这时候,许政面对的是个典型的资产保值难题。
是保“日子滋润”,还是保“政治本钱”?
许政选了后者。
他把牙一咬,拖家带口,一路迁到了甘肃山丹卫。
山丹卫是个什么地界?
就在张掖、武威那一带,古时候回鹘人逃难的地方,除了大漠孤烟,就剩下漫天的黄沙和马粪味。
许政在甘肃耗干了一辈子,娶了媳妇生了娃,彻底活成了一个西北汉子。
他所有的牺牲,仅仅是为了让这个“百户”的级别不贬值。
这笔投资,看着像是原地踏步,其实是在给后人攒筹码。
接力棒传到第三代许立手里,日历已经翻到了宣德年间。
这时候的大明朝,开张七十多年,风调雨顺,日子过得安稳。
这对老百姓是福气,对当兵的却是噩梦——没仗打,就没军功;没军功,这官职就动不了窝。
许立又从甘肃调回了四川大凉山的宁番卫,依旧顶着个百户的帽子。
这会儿的许家,卡在了一个尴尬的“温饱坑”里。
明朝百户的待遇其实不赖:一个月5两银子外加3石米。
换算一下,差不多相当于现在的月入三四千,妥妥的小康家庭,日子过得去。
要是不出意外,许家能在这个位置上一直传下去,永远是个体面的中层,但也永远是个随时可能被上司一脚踩死的蚂蚁。
打破僵局的变量,出现在正统七年。
那是朱祁镇(也就是后来那个著名的“俘虏皇帝”)当家的日子,云南那边的麓川土司反了。

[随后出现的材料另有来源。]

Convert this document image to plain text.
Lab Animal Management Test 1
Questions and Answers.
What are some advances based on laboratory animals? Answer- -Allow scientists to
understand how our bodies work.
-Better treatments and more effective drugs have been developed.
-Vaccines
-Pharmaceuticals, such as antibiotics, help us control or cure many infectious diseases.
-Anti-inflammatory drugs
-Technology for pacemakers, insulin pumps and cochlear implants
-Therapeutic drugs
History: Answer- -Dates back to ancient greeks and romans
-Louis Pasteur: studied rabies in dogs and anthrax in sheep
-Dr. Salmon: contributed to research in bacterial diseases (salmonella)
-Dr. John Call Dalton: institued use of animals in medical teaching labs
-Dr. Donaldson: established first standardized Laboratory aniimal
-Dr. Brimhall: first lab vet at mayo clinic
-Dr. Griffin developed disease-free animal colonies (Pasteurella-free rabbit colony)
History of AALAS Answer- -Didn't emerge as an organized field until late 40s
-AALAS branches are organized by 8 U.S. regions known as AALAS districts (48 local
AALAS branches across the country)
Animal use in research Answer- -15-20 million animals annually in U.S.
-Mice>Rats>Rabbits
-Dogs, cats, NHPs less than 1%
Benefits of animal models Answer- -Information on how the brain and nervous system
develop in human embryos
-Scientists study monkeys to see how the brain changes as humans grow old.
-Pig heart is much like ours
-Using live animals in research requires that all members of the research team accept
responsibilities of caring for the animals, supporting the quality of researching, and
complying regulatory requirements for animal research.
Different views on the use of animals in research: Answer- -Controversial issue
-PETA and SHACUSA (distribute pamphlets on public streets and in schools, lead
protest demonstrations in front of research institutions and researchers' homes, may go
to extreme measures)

这仗打得那叫一个惨,前后折腾了四次,明军被瘴气毒死、饿死、战死的,加起来得有十几二十万。
这是个巨大的绞肉机,但也是个难得的升官梯。
朝廷下了死命令,抽调四川兵马南下。
去,还是不去?
要是不去(虽说军令如山,但总有门路能运作留守),许立完全可以继续在大凉山过他的安稳日子,老婆孩子热炕头。
要是去,等着他的是缅甸的原始丛林、热带的毒虫和凶悍的战象。
在那几十万人的伤亡名单上,多他一个名字简直太容易了。
许立心里的账,大概是这么算的:爷爷拼了一辈子,爹守了一辈子,才保住这个百户。
这会儿要是不豁出去赌一把,许家这三代人的心血,也就是个原地转圈。
他去了。
在今天的缅甸伊洛瓦底江边上,许立所在的部队跟缅甸水师撞上了。
那是一场血战,好在这次带兵的是名将蒋贵和王骥,明军算是“杀贼有功”。
许立这一把,赌赢了命运的轮盘。
他活着走了出来,手里攥着那个梦寐以求的“副千户”。
从1355年到1442年,整整87年。
许家三代爷们,一个在校场上拼老命,一个在戈壁滩上熬岁月,一个在热带丛林里赌生死。
他们扔掉了安稳,扔掉了故乡,甚至差点把命都扔了,才完成了从“大头兵”到“中级军官”的跨越。
总有人说,明朝阶级固化严重。
瞅瞅许家就明白了,这哪里是固化,简直就是一块铁板。
想在这块铁板上钻个眼儿,哪怕只是往上蹭一小步,都得拿几代人的命去填。
但这笔账,许家到底是算赢了。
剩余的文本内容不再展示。